Excavation for Library Reveals History of Mills in Burrillville, RI

Site work for $9-million structure in Burrillville, R.I., bares layers of 19th-century mills
August 11, 2010

Excavation for a new library and related work at a major redevelopment project in Burrillville, R.I., is uncovering vestiges of the saw mills, grist mills, and later, the textile factories that were built in succession near the banks of the Clear River.

"The site contractor would hit a slab of concrete for one mill, then below that another concrete slab for a previous mill, and finally a wood floor set on stone for one of the early 1800s mills," said Dan Joubert, clerk of the works for the town of Burrillville. Joubert, a construction consultant with more than 30 years in the industry, also pointed out the unusual occurrence of another sign of antiquity — giant glacial boulders.

Hundreds of these relics from North America's last Ice Age were unearthed all over the site, with some of them measuring up to 5 cubic yards. Site contractor Catalano Construction of Cumberland, R.I., is breaking up the boulders with hydraulic hammers and then feeding the pieces into a portable crusher.

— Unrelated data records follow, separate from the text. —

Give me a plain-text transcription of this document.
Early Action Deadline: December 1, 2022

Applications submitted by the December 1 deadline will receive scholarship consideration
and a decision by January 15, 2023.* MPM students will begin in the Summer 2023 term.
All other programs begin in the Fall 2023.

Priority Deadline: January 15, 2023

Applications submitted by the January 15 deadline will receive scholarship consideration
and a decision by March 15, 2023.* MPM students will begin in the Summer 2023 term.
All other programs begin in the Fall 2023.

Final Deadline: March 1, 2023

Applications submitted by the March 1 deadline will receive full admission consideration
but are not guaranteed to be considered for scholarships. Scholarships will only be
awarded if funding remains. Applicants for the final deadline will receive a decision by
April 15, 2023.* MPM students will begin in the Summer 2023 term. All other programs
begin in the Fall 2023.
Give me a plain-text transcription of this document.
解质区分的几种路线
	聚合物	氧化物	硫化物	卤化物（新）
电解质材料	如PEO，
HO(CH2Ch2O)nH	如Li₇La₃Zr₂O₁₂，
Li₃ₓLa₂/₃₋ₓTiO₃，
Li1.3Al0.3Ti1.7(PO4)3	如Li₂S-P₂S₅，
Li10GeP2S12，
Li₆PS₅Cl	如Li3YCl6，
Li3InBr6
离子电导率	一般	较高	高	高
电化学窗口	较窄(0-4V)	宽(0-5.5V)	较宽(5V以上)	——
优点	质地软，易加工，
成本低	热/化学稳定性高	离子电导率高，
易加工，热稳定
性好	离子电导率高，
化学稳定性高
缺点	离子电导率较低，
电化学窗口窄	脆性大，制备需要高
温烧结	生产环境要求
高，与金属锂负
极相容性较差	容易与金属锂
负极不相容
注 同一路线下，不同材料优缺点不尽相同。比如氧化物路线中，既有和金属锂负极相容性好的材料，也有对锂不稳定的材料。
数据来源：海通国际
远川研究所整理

All crushed stone, as well as most of the demolition debris generated by the project, is being reused at the site.

Under construction by E.W. Burman of Warwick, R.I., the new library is one part of an ambitious redevelopment project, according to Christine Langlois, deputy planner for the Burrillville Planning Department.

"The Jesse Smith Library is actually Phase II of the Stillwater Mill Complex, which is based on a Master Plan prepared for the Burrillville Redevelopment Authority," explained Langlois. "Phase I consists of Stillwater Heights, an elderly housing project being developed by Community Builders, a non-profit group, under a HUD grant."

Phase III of the multimillion-dollar development is the renovation and conversion of the so-called 'Clocktower Building' of Mill #4 into low-cost housing by another non-profit organization, the Neighborhood Development Group, she said.

Also planned for the site are retail shops, with such residential units as apartments or condominiums on the second floor — reminiscent of Old World villages.

Work began at the site in August 2006, with AA Wrecking Co. of Johnston, R.I., knocking down three of the old mill buildings to make room for the new construction. Brick, masonry block and concrete from the buildings were pulverized in a portable crusher and later reused as base material under the building pad and roads and parking lots.

As designed by architects Newport Collaborative, the 24,000-square-foot library has spread concrete footings, a concrete foundation wall, structural steel frame, regular concrete slab on grade, and a lightweight concrete slab on steel deck pans for the second level. The two stairwells and single elevator core are framed of masonry block.

Greenville Ready Mix of Smithfield, R.I., is supplying the concrete, while Catalano crews are placing the 4-inch to 6-inch flatwork concrete, and Mount Hope Contractors of Bristol, R.I., is forming and placing the walls.

All columns are 6-inch by 6-inch tubular steel and beams are 12-inch to 18-inch wide flange. Steel is fabricated by Storrow Metal, a Canadian company, and is being erected by Ajax Construction. The Burrillville subcontractor is employing a Link-Belt hydraulic crane to hoist steel.

A striking architectural feature of the new library design is its use of exposed laminated timber trusses for the roof. Manufactured by Western Wood Structures, an Oregon company, the timbers are 60-feet long and weigh about 6,500 pounds apiece.

Burman's $5.6-million building contract — the remaining project costs are for planning, engineering, site work, and contingencies — is being managed by Richard Hawes, project manager, and Sherman Vogelaar, superintendent. Both agreed the job is on schedule, with building occupancy targeted for March 2008.

(A special thanks to Dan Joubert, clerk-of-the-works, for providing several of the photos used in this article.)

 

The multimillion-dollar Stillwater Mill redevelopment is taking place at the site of the defunct Stillwater Worsted Mills Inc., which closed its doors in 1963. Located alongside the Clear River, a tributary of the Blackstone River, the site was home to a succession of mills in the Harrisville Village of the Town of Burrillville, R.I. Clear River water powered saw mills and grist mills in the early 1800s, then a cotton mill, a textile mill, and in the early 1900s, the first concrete fireproof mill in New England. During World Wars I and II, the Stillwater mills provided the material for soldiers' uniforms, blankets and other fine woolen and worsted cloth. According to the July 2004 Redevelopment Plan prepared by Gates, Leighton & Associates Inc. and New England Economic Development Services Inc., the news of the mill moving its cloth production to Virginia in 1963 "came as a blow to the 250 workers in the mill and the residents of Burrillville as a whole. It was the end of an era in manufacturing in Burrillville."